Gary Cohn, ex-Trump adviser, says China tariffs "totally hurt the U.S."

Gary Cohn, ex-Trump adviser, says China tariffs "totally hurt the U.S."

Washington — Former top White House economic adviser Gary Cohn said he does not believe the tariffs imposed on billions of dollars worth of goods imported from China helped the U.S. reach a preliminary trade deal with Beijing.

"I don't think the tariffs helped us get to any different outcome," Cohn, who left the White House in 2018, said Sunday on "Face the Nation."

Mr. Trump and Chinese Vice Premier Liu He signed a "Phase One" trade deal at the White House last week following a trade war that spanned nearly two years and grew to include levies on nearly all imports from China.

The deal addresses intellectual property protection and enforcement, ending forced technology transfer and currency manipulation and expansion of American farm purchases, among other areas.
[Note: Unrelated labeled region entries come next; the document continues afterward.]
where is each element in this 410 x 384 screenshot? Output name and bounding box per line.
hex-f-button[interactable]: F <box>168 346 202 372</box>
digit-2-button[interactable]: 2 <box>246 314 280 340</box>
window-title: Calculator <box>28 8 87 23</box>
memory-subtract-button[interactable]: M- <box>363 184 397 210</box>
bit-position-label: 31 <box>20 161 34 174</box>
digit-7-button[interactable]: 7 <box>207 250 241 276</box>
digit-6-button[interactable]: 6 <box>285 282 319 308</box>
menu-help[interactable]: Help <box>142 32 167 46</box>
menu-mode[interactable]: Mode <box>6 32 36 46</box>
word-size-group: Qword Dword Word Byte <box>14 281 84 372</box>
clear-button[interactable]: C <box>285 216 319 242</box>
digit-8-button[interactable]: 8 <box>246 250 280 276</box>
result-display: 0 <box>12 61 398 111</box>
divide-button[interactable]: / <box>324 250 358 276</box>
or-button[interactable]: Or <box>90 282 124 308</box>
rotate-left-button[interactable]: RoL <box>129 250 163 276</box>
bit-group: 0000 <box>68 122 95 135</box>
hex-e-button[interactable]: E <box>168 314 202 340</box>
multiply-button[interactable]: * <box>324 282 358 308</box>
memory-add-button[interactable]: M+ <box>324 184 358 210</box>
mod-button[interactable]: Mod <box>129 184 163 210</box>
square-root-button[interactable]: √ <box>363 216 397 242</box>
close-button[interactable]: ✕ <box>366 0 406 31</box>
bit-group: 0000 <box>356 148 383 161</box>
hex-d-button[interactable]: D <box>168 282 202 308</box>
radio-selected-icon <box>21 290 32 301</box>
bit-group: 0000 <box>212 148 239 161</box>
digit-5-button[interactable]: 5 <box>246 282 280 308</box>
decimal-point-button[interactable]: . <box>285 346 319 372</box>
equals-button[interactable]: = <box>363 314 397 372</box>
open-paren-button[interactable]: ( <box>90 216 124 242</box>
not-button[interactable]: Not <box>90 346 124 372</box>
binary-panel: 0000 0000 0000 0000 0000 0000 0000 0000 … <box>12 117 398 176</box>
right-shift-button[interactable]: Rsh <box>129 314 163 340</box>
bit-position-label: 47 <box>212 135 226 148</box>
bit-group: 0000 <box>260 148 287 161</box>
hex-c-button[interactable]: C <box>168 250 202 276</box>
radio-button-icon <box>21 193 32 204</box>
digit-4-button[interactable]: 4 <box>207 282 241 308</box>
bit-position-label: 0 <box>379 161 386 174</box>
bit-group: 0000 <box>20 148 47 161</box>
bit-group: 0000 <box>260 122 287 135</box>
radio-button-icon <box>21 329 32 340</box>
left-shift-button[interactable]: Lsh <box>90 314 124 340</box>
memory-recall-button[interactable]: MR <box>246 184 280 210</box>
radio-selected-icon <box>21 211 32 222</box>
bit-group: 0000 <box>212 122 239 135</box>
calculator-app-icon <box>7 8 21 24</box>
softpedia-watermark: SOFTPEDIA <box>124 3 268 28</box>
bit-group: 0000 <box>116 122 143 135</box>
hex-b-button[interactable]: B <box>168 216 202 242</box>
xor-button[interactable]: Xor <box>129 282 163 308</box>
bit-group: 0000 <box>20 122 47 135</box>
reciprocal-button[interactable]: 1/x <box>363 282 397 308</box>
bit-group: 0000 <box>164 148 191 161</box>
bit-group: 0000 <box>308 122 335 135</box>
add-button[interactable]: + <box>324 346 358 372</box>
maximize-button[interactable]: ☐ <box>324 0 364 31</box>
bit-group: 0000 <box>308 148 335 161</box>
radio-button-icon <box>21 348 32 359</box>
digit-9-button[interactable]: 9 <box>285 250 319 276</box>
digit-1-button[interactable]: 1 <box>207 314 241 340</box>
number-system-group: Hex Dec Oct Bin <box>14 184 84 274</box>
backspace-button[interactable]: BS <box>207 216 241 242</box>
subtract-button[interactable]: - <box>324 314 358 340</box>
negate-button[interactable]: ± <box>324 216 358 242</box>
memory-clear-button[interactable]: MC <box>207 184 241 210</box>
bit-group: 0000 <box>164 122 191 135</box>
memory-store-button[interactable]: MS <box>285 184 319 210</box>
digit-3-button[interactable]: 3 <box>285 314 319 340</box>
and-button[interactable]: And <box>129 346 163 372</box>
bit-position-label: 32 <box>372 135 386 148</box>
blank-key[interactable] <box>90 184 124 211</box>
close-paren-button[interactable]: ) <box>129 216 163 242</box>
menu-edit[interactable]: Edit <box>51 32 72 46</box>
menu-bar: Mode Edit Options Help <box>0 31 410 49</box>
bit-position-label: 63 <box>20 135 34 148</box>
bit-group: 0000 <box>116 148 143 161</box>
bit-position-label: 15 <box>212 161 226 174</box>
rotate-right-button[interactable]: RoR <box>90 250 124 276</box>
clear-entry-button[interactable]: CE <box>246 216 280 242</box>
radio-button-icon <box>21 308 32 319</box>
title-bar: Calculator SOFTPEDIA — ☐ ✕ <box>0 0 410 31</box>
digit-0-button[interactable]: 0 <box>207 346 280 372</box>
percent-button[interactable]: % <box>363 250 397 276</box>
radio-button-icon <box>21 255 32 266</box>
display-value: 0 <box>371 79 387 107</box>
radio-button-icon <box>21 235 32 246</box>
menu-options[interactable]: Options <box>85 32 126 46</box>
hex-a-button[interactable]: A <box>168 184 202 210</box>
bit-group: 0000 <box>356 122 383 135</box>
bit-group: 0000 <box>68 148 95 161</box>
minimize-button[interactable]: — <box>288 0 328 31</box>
The tariffs imposed by the Trump administration on Chinese goods will remain in place until the two countries reach a "Phase Two" agreement.

Mr. Trump, who has dubbed himself a "tariff man," has touted the levies as a way to pressure the Chinese to negotiate with the U.S., but Cohn said the duties have harmed the country despite a period of low unemployment and strong economic growth.

"I think it's totally hurt the United States," Cohn said. "Look, the U.S. economy is very strong, very solid. Employment growth is great. But we're missing a big component. We're missing the capital expenditures from companies in the United States."

Cohn, a Democrat who served as director of the National Economic Council in the White House, disagreed with Mr. Trump over the tariffs and resigned his post after the president announced double-digit duties on steel and aluminum in March 2018. Cohn said Sunday he didn't believe the tariffs on the metals were "helpful to our economy."

"The minute a company is thinking about spending capital, what do you go out and buy? You go out and buy steel and aluminum. That's how you build factories. That's how you build property, plant equipment," he said. "So all of the sudden, the advantages that we were trying to give companies to help stimulate the economy — to build facilities, to go out and hire people, to drive wages — we took away that advantage by taxing the input that they needed to build."

Regarding his decision to step down, Cohn said "at the end of the day" the president "was going a different direction on some of the trade negotiations than I would have gone. I agreed fundamentally on what the issue was. I just didn't agree on how to solve the issue."

While Cohn left the White House nearly two years ago, a new book by two Washington Post reporters references his experiences working as a top adviser to Mr. Trump. An excerpt published last week details a July 2017 meeting at the Pentagon that Cohn was reportedly present for, in which the president called military leaders "a bunch of dopes and babies."

Cohn said he hasn't read the new book, but said Mr. Trump acts the same in public as he does in private.

"What you see on TV is exactly what you get in private with the president. The president is the same person behind closed doors as he is out in public, which is a unique feature," he said. "You know, it's not like he turns it on or turns it off when he walks outside. So you've seen everything the president has. That's exactly what you see when you're in a private meeting with him."